You can achieve that aim via a number of different strategies, including looking to use technological advances or diplomacy. It’s more fun, however, to rely on warfare. Indeed, you can spend an enormous amount of time working out how you will produce the right military units and get them into position. You can then look to attack enemy cities and units.
The problem is that time starts to go by in a flash. I realised that I was having a little too much fun, when I eventually looked at the clock and saw that I’d been playing the same game for 10 hours, without a break. It was now 4 o’clock in the morning and I needed to be at work within a few hours.
I have to say that I did, just about, manage to get through the working day. It was, however, something of a battle and is not something that I would recommend. Another sign that you may be playing games a little too frequently arrives when you start to acknowledge the fact that you are using games as a source of information.
This can be somewhat unsettling, particularly if the information that’s provided within a game is inaccurate. You can start to convince yourself that you are an expert at understanding a particular historical period, or that you really understand the rules of a sport. In reality, however, your knowledge may be limited by the approach of the game.
There may also be something of an issue, if you find that you spend time playing games, in preference to actually getting out and meeting people. It seems to me that this is an increasing problem, particularly thanks to the ability that we all have to play online games.
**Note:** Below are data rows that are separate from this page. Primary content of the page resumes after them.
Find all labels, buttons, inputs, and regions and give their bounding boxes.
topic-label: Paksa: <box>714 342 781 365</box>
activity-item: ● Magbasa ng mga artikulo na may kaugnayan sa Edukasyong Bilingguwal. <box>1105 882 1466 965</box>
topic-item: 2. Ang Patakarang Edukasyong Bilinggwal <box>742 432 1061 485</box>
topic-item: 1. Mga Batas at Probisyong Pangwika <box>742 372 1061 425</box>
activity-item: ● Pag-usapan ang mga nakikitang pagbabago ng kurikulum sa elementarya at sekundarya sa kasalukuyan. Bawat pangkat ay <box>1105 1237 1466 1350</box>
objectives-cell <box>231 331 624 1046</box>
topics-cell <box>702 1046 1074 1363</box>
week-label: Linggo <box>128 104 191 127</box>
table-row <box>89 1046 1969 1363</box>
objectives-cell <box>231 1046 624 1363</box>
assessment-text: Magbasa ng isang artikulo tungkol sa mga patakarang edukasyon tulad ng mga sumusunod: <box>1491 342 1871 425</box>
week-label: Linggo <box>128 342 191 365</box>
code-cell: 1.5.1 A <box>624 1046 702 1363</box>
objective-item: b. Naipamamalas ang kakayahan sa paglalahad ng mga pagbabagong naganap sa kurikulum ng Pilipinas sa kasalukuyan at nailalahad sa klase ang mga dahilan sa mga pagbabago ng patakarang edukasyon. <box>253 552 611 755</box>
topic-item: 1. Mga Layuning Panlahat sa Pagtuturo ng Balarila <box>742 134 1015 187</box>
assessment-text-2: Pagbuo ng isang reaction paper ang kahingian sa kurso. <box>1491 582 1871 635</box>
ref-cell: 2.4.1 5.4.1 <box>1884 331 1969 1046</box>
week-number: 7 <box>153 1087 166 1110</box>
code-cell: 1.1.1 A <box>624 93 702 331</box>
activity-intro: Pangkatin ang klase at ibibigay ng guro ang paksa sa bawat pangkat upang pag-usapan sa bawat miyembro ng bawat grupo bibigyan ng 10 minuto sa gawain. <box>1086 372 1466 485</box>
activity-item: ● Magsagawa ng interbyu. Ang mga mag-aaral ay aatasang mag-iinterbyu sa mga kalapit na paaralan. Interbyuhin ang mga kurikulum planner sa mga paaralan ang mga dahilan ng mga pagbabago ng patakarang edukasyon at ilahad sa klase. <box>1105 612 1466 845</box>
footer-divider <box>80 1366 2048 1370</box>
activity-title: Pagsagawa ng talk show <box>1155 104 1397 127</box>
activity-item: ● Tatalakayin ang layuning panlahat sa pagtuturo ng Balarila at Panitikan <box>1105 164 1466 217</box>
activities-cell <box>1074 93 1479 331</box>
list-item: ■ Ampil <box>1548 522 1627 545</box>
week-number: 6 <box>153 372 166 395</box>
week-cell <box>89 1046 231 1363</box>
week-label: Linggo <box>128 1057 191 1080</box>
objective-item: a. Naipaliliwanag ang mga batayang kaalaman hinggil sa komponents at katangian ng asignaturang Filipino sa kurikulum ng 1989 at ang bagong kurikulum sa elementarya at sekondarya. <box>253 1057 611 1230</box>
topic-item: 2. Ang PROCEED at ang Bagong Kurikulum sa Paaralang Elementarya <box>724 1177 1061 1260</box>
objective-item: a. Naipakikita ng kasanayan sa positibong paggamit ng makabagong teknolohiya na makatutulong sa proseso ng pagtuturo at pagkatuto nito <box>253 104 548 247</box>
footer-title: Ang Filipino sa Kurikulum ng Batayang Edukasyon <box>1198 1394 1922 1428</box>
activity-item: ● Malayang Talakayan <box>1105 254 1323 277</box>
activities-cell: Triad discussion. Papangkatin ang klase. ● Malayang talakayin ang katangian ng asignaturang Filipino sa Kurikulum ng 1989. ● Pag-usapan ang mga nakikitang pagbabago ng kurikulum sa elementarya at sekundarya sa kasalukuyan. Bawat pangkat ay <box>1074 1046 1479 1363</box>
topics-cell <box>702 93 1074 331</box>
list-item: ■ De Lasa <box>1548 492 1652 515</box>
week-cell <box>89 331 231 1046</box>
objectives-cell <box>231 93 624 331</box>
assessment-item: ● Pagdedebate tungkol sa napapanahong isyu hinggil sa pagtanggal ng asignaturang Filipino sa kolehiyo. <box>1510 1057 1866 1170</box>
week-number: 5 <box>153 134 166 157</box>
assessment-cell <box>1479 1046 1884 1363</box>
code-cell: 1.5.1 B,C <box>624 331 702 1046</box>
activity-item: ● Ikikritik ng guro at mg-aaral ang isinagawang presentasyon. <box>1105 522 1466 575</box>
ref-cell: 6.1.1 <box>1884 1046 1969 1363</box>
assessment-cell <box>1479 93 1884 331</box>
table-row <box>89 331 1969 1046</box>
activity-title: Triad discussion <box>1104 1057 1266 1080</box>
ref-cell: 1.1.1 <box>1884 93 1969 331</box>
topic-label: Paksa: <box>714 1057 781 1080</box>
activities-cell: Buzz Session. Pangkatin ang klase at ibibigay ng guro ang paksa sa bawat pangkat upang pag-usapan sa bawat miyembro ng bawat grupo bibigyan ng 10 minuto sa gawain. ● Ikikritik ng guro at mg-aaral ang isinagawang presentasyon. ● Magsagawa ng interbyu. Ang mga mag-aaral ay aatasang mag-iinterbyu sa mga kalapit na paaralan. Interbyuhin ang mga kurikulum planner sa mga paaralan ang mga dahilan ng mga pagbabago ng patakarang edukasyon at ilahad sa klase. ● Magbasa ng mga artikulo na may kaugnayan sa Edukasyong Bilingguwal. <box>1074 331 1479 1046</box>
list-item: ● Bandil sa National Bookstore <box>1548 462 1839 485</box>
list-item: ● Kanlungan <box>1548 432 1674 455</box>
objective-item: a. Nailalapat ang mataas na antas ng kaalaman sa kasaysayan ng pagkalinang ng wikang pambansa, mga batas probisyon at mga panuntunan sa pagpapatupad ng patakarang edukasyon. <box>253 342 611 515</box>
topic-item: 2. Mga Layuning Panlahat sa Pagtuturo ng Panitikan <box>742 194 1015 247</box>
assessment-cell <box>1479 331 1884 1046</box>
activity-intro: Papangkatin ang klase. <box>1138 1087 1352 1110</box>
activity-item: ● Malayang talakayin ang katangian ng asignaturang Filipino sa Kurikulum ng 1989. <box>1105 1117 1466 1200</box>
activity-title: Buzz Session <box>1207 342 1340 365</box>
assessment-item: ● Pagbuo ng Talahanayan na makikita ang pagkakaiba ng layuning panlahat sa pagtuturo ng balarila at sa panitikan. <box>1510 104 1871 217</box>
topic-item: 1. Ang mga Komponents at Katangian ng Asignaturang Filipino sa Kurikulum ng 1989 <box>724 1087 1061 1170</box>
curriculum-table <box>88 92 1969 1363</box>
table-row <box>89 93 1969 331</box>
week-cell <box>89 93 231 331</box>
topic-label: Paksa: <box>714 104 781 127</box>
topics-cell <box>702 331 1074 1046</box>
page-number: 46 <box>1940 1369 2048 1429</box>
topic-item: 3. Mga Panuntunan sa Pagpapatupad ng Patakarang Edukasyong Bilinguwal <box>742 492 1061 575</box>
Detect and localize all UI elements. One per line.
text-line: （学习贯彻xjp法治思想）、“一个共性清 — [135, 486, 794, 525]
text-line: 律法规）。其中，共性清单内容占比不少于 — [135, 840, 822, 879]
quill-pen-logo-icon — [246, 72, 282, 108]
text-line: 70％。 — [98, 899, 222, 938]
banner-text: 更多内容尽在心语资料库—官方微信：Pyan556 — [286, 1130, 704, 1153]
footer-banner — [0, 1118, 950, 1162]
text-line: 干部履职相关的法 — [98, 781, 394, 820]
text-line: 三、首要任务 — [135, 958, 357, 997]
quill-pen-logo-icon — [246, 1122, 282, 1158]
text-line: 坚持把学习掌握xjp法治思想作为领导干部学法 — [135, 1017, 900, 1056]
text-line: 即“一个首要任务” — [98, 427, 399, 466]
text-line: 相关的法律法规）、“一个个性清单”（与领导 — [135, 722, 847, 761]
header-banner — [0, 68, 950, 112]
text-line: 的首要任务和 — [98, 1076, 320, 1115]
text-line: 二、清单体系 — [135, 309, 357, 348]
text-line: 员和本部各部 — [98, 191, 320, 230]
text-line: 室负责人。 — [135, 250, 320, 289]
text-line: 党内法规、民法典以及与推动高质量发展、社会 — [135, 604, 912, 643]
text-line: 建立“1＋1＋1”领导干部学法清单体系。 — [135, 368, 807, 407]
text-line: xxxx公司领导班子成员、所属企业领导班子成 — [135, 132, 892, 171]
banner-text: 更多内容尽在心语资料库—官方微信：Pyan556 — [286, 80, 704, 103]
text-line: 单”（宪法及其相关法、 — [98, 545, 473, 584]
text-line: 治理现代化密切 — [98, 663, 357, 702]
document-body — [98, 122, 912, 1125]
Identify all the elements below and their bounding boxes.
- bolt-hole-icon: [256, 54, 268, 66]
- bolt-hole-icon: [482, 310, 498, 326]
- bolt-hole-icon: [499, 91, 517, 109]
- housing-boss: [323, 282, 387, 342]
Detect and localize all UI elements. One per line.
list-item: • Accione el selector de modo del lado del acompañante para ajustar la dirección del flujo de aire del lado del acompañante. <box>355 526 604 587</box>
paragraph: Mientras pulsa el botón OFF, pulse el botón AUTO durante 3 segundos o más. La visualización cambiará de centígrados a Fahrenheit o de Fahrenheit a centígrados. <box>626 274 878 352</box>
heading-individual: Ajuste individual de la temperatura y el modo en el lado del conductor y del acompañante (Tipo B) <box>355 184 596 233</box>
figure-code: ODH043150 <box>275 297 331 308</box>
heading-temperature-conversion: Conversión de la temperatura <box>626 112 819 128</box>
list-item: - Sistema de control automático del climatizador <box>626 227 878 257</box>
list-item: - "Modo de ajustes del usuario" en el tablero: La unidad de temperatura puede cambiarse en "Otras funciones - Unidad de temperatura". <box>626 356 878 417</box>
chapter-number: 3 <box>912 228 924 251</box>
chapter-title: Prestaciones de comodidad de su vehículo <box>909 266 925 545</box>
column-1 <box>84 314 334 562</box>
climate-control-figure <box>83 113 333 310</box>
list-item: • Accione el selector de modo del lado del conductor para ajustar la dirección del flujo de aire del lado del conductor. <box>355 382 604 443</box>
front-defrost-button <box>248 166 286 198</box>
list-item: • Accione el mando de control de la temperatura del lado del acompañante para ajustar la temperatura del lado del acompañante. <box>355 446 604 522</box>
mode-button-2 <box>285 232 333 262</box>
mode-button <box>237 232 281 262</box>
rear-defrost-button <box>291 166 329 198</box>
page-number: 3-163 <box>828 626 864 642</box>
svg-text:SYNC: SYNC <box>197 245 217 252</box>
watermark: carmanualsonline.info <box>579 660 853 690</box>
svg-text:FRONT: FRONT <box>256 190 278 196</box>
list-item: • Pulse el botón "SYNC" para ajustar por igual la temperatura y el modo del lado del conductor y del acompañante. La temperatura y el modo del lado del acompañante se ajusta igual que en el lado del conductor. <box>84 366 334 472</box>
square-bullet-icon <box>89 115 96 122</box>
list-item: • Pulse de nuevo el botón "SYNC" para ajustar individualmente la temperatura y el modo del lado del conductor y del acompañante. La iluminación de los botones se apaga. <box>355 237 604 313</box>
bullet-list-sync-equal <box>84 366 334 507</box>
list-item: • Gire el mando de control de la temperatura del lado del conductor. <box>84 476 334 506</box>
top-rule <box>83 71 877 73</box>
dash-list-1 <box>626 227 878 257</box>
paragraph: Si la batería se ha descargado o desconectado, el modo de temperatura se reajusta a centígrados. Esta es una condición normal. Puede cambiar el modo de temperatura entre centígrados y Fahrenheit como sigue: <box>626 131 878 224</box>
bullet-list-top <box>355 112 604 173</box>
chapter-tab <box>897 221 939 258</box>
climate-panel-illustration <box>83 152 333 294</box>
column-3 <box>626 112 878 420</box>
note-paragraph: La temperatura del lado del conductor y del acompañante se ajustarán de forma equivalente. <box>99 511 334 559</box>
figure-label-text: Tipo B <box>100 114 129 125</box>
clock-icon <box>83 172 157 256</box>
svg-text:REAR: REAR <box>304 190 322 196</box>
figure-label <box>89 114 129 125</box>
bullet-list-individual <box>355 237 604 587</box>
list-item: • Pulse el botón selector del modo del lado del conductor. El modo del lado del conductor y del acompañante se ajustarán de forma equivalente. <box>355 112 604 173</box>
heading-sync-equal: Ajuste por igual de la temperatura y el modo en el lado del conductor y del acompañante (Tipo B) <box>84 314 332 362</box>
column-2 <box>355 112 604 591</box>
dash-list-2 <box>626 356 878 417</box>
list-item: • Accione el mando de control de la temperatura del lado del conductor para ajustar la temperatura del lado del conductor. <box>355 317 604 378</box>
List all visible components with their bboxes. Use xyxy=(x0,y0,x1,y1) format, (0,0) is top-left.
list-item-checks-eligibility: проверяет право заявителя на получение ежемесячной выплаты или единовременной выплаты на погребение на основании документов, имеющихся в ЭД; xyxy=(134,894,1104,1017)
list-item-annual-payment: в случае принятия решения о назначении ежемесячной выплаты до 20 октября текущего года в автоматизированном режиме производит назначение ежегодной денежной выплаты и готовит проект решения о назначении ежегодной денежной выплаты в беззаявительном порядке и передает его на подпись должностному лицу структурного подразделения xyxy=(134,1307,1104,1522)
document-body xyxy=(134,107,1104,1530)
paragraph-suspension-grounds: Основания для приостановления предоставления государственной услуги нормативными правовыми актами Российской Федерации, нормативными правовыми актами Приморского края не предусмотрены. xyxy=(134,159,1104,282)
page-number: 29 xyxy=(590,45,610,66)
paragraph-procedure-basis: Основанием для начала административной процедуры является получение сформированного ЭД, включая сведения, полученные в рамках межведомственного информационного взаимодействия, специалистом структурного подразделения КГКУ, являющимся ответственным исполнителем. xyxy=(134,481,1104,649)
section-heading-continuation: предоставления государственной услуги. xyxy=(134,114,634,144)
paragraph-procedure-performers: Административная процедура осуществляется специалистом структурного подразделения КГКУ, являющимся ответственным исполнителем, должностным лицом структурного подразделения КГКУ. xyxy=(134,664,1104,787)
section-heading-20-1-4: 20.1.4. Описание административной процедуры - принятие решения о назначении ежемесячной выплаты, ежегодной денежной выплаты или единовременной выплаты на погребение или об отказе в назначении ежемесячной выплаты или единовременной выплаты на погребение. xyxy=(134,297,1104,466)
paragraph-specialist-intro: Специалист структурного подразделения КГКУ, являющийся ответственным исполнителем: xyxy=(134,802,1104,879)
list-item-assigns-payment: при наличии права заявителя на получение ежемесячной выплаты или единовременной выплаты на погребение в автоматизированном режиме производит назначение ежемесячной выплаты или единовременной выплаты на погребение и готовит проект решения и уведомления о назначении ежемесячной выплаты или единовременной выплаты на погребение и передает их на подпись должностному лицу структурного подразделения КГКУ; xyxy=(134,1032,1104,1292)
You may be used to operating in an online team and come to assume that you know other people.
Once again, there’s the need to separate reality from what’s imagined. This is fine for most of us, with an ability to identify when something is exactly as we see it, but there’s no doubt that some younger games players may encounter difficulties. My feeling is that video games do, for the most part, offer a fantastic source of entertainment.
I don’t see a real problem with spending hours playing a single game. As long as you understand what’s happening and feel that you have control, then it seems to me that this is a perfectly innocent source of amusement.